ジュースのかかった場所は、皺の有無や起伏の程度で歪な広がり方をしていく。端まで染まる頃になっても、浸かりの浅い場所や、点々とした空白が残っている。
「変化があっても、それは結局人から人へと伝播していくから、繋がりの薄い土地では、歴史改変の影響も薄くなるのよ。貧乏人には二十世紀も二十一世紀も関係ないみたいにね。変化していくってことは、元になるものがあるってことだから、この場合は元の歴史。その中でこの頁の白い点みたいに浮いていたのがあなたたちってこと」
「本当に取り残されたんだ。時間難民ってとこかな」
「特に困ってないからいいっすけど」
しかしそうか。もしもの世界じゃないってことは、うちはそのままなんだ。今更だけど少しがっかりだな。
「でもさあ、それだと私たちみたいなのってまだまだいるんじゃない」
「そこなのよ。頭が痛い問題なの」
茶色が室内に備え付けのティッシュで、テーブルを拭きながら愚痴る。お前俺のジュース代絶対払わせるからな。
「皆キレイに一律で変わったりなんかしないから、世界中探せばいくらだって見つかるし、時代を追う毎にその数は増えていくわ」
人口増加に伴いぼっちの割合も増えると、俺たちみたいなケースもまた増えると。
「幾ら増えても歴史はおろか、人間関係も空疎な点だろ。ネットがあるにしても、集まって何ができる訳でもないんじゃないか」
「海さんは違うでしょ臼居さん」
「そうだった海さんは違った。ごめんなさない海さん」
「え? ああ、うん」
この場にいる全員が『友人関係に乏しい人友達』という訳ではないもんな。海さんは家の手伝いで、一人でいる時間があるだけだ。好きで一人でいる訳じゃない。咳払いが一つ入って南が続ける。
「いいかしら。それでね、それが私のいた時代まで続くとなると変わってくるの。タイムマシン的な物を手に入れて、過去に遡ろうとするかも知れない」
「いいことじゃん」
北先輩の呟きに、俺と海さんが同意する。今度は茶色が疑問符を浮かべる番だった。
「それってつまり、歴史を正しに動き出すってことでしょ。自浄作用ってことじゃない」
「あれ? そうなのかしら」
「いや、そうだろ。自分たちのいる歴史が、改竄されていることに気付いた誰かが、冒険に出かける訳だ。このまま放置すると、遠い未来で」
「私たちはそのままでいいんだね。て言ってもできることなんか、何も無さそうだけど」
ここで俺たちが気付いたところで、変わらないことがある。

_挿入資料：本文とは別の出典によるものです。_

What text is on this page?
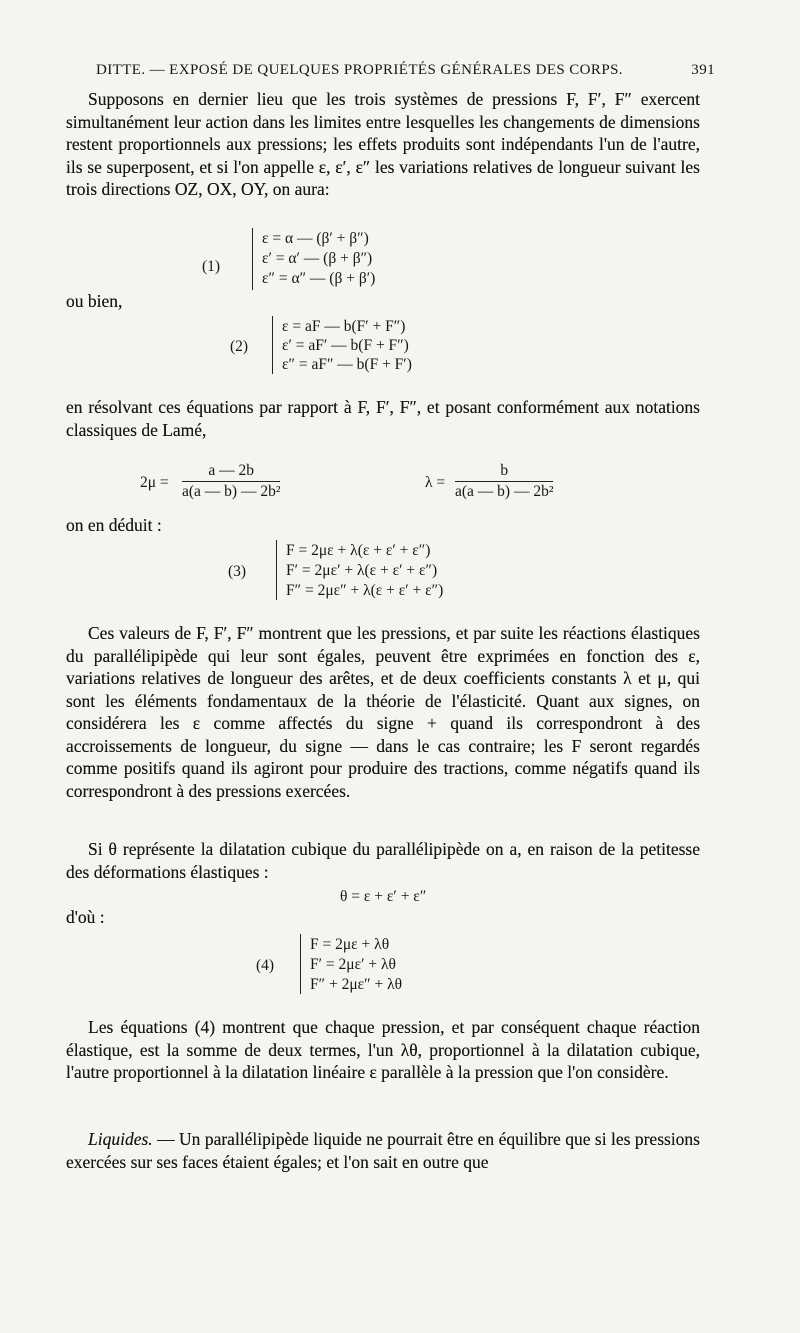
DITTE. — EXPOSÉ DE QUELQUES PROPRIÉTÉS GÉNÉRALES DES CORPS.	391
Supposons en dernier lieu que les trois systèmes de pressions F, F′, F″ exercent simultanément leur action dans les limites entre lesquelles les changements de dimensions restent proportionnels aux pressions; les effets produits sont indépendants l'un de l'autre, ils se superposent, et si l'on appelle ε, ε′, ε″ les variations relatives de longueur suivant les trois directions OZ, OX, OY, on aura:
(1)
ε = α — (β′ + β″)
ε′ = α′ — (β + β″)
ε″ = α″ — (β + β′)
ou bien,
(2)
ε = aF — b(F′ + F″)
ε′ = aF′ — b(F + F″)
ε″ = aF″ — b(F + F′)
en résolvant ces équations par rapport à F, F′, F″, et posant conformément aux notations classiques de Lamé,
$2\mu = \frac{a — 2b}{\text{a(a — b) — 2b²}}$	$\lambda = \frac{b}{\text{a(a — b) — 2b²}}$
on en déduit :
(3)
F = 2με + λ(ε + ε′ + ε″)
F′ = 2με′ + λ(ε + ε′ + ε″)
F″ = 2με″ + λ(ε + ε′ + ε″)
Ces valeurs de F, F′, F″ montrent que les pressions, et par suite les réactions élastiques du parallélipipède qui leur sont égales, peuvent être exprimées en fonction des ε, variations relatives de longueur des arêtes, et de deux coefficients constants λ et μ, qui sont les éléments fondamentaux de la théorie de l'élasticité. Quant aux signes, on considérera les ε comme affectés du signe + quand ils correspondront à des accroissements de longueur, du signe — dans le cas contraire; les F seront regardés comme positifs quand ils agiront pour produire des tractions, comme négatifs quand ils correspondront à des pressions exercées.
Si θ représente la dilatation cubique du parallélipipède on a, en raison de la petitesse des déformations élastiques :
θ = ε + ε′ + ε″
d'où :
(4)
F = 2με + λθ
F′ = 2με′ + λθ
F″ + 2με″ + λθ
Les équations (4) montrent que chaque pression, et par conséquent chaque réaction élastique, est la somme de deux termes, l'un λθ, proportionnel à la dilatation cubique, l'autre proportionnel à la dilatation linéaire ε parallèle à la pression que l'on considère.
Liquides. — Un parallélipipède liquide ne pourrait être en équilibre que si les pressions exercées sur ses faces étaient égales; et l'on sait en outre que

それこそ運命という奴だろう。なら放っておいたほうがいい。余計なことはしないに越したことはないのだ。
「ええと、あれ、それだと、私っていったい……?」
「端から犯人探しの必要は無かったってことだろ。報告書にはそう書くんだな」
「ええ……」
そもそもこの時代区分で言うと、俺たちが三年の一月までは、平和が確認出来ているから、この時点にこいつがいることには意味が無い。

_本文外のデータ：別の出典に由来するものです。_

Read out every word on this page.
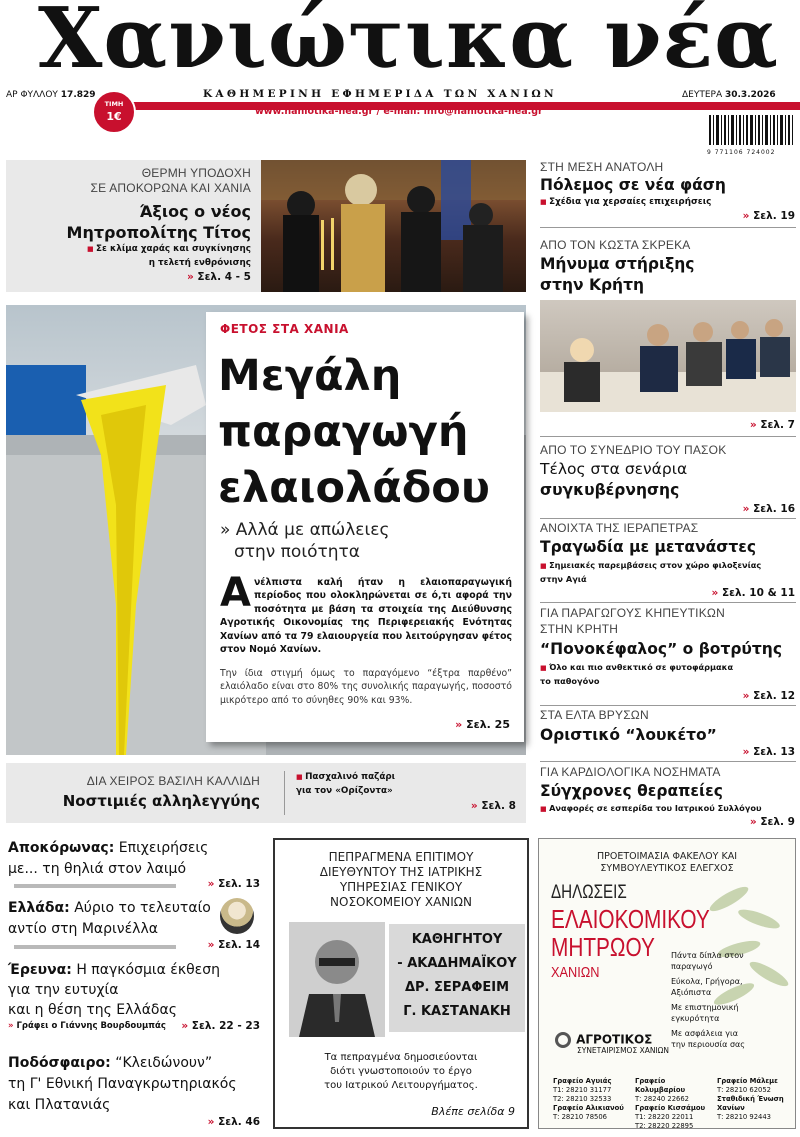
Χανιώτικα νέα
ΑΡ ΦΥΛΛΟΥ 17.829	ΚΑΘΗΜΕΡΙΝΗ ΕΦΗΜΕΡΙΔΑ ΤΩΝ ΧΑΝΙΩΝ	ΔΕΥΤΕΡΑ 30.3.2026
www.haniotika-nea.gr / e-mail: info@haniotika-nea.gr
ΤΙΜΗ
1€
9 771106 724002
ΘΕΡΜΗ ΥΠΟΔΟΧΗ
ΣΕ ΑΠΟΚΟΡΩΝΑ ΚΑΙ ΧΑΝΙΑ
Άξιος ο νέος
Μητροπολίτης Τίτος
■ Σε κλίμα χαράς και συγκίνησης
η τελετή ενθρόνισης
» Σελ. 4 - 5
ΦΕΤΟΣ ΣΤΑ ΧΑΝΙΑ
Μεγάλη
παραγωγή
ελαιολάδου
» Αλλά με απώλειες
στην ποιότητα
Ανέλπιστα καλή ήταν η ελαιοπαραγωγική περίοδος που ολοκληρώνεται σε ό,τι αφορά την ποσότητα με βάση τα στοιχεία της Διεύθυνσης Αγροτικής Οικονομίας της Περιφερειακής Ενότητας Χανίων από τα 79 ελαιουργεία που λειτούργησαν φέτος στον Νομό Χανίων.
Την ίδια στιγμή όμως το παραγόμενο “έξτρα παρθένο” ελαιόλαδο είναι στο 80% της συνολικής παραγωγής, ποσοστό μικρότερο από το σύνηθες 90% και 93%.
» Σελ. 25
ΔΙΑ ΧΕΙΡΟΣ ΒΑΣΙΛΗ ΚΑΛΛΙΔΗ
Νοστιμιές αλληλεγγύης
■ Πασχαλινό παζάρι
για τον «Ορίζοντα»
» Σελ. 8
ΣΤΗ ΜΕΣΗ ΑΝΑΤΟΛΗ
Πόλεμος σε νέα φάση
■ Σχέδια για χερσαίες επιχειρήσεις
» Σελ. 19
ΑΠΟ ΤΟΝ ΚΩΣΤΑ ΣΚΡΕΚΑ
Μήνυμα στήριξης
στην Κρήτη
» Σελ. 7
ΑΠΟ ΤΟ ΣΥΝΕΔΡΙΟ ΤΟΥ ΠΑΣΟΚ
Τέλος στα σενάρια
συγκυβέρνησης
» Σελ. 16
ΑΝΟΙΧΤΑ ΤΗΣ ΙΕΡΑΠΕΤΡΑΣ
Τραγωδία με μετανάστες
■ Σημειακές παρεμβάσεις στον χώρο φιλοξενίας
στην Αγιά
» Σελ. 10 & 11
ΓΙΑ ΠΑΡΑΓΩΓΟΥΣ ΚΗΠΕΥΤΙΚΩΝ
ΣΤΗΝ ΚΡΗΤΗ
“Πονοκέφαλος” ο βοτρύτης
■ Όλο και πιο ανθεκτικό σε φυτοφάρμακα
το παθογόνο
» Σελ. 12
ΣΤΑ ΕΛΤΑ ΒΡΥΣΩΝ
Οριστικό “λουκέτο”
» Σελ. 13
ΓΙΑ ΚΑΡΔΙΟΛΟΓΙΚΑ ΝΟΣΗΜΑΤΑ
Σύγχρονες θεραπείες
■ Αναφορές σε εσπερίδα του Ιατρικού Συλλόγου
» Σελ. 9
Αποκόρωνας: Επιχειρήσεις
με... τη θηλιά στον λαιμό
» Σελ. 13
Ελλάδα: Αύριο το τελευταίο
αντίο στη Μαρινέλλα
» Σελ. 14
Έρευνα: Η παγκόσμια έκθεση
για την ευτυχία
και η θέση της Ελλάδας
» Γράφει ο Γιάννης Βουρδουμπάς
»	Σελ. 22 - 23
Ποδόσφαιρο: “Κλειδώνουν”
τη Γ' Εθνική Παναγκρωτηριακός
και Πλατανιάς
» Σελ. 46
ΠΕΠΡΑΓΜΕΝΑ ΕΠΙΤΙΜΟΥ
ΔΙΕΥΘΥΝΤΟΥ ΤΗΣ ΙΑΤΡΙΚΗΣ
ΥΠΗΡΕΣΙΑΣ ΓΕΝΙΚΟΥ
ΝΟΣΟΚΟΜΕΙΟΥ ΧΑΝΙΩΝ
ΚΑΘΗΓΗΤΟΥ
- ΑΚΑΔΗΜΑΪΚΟΥ
ΔΡ. ΣΕΡΑΦΕΙΜ
Γ. ΚΑΣΤΑΝΑΚΗ
Τα πεπραγμένα δημοσιεύονται
διότι γνωστοποιούν το έργο
του Ιατρικού Λειτουργήματος.
Βλέπε σελίδα 9
ΠΡΟΕΤΟΙΜΑΣΙΑ ΦΑΚΕΛΟΥ ΚΑΙ
ΣΥΜΒΟΥΛΕΥΤΙΚΟΣ ΕΛΕΓΧΟΣ
ΔΗΛΩΣΕΙΣ
ΕΛΑΙΟΚΟΜΙΚΟΥ
ΜΗΤΡΩΟΥ
ΧΑΝΙΩΝ
Πάντα δίπλα στον
παραγωγό
Εύκολα, Γρήγορα,
Αξιόπιστα
Με επιστημονική
εγκυρότητα
Με ασφάλεια για
την περιουσία σας
ΑΓΡΟΤΙΚΟΣ
ΣΥΝΕΤΑΙΡΙΣΜΟΣ ΧΑΝΙΩΝ
Γραφείο Αγυιάς
Τ1: 28210 31177
Τ2: 28210 32533
Γραφείο Αλικιανού
Τ: 28210 78506
Γραφείο Κολυμβαρίου
Τ: 28240 22662
Γραφείο Κισσάμου
Τ1: 28220 22011
Τ2: 28220 22895
Γραφείο Μάλεμε
Τ: 28210 62052
Σταθιδική Ένωση
Χανίων
Τ: 28210 92443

「まだ戻ってないことから歴史の修整がされてないのか、それとも時間差があるのか」
「放っときゃその内直るだろ」
「良かったあ。緊張して損した!」
海さんはさっきからお菓子食べるか、お茶飲むくらいしかしてないでしょ。俺たちもお喋りしてただけなんだけど。
「一応聞くけど、他にどんな問題があると思ってたんだ」
「そりゃあ『自分たちも好きなように歴史を変えよう!』って考える輩が出るはずだって」
それは別に記憶の維持は関係ないような気がする。いや、待てよ。もしかして。
「それ君んとこのアメリカじゃないの?」
「え」
俺も思っていたことを北先輩は、あまりにも無造作に言い放った。
「だから、君の時空アメリカが歴史の管理なんてのをしたことが、私たちみたいなのに漏洩して、南さんが思ったようなのが、今回の事件を引き起こしたんじゃないかな。でなきゃその輩が時空アメリカで、この歴史改変は実は改変じゃなくて、修整の可能性もあるんじゃないの」
「正しい歴史は何処にも無いのね」
しれっと酷なことを海さんが言い放つ。人類の値打ちがまた一つ減った瞬間であった。
「さ、という訳でこれでおしまいと。次の質問いくぞ」
「え、まだ何かあったっけ……」
すっかり疲れた様子の茶色が、呆然と聞き返してくる。どこまで面の皮が厚いんだ。
「あるだろ。一番大事なことが」
「え、なんだっけ」
俺は海さんを見ると、彼女少し困ったように微笑んでから、頷いた。
「取り合えず、次行く前にトイレ休憩挟むか。それと俺のジュース使ったんだから、料金はお前が持てよ」
「分かったわよ。がめついわね」
悪態をつきながら南は了承した。俺は代わりのぶどうジュースを頼んで、小休止を入れることにした。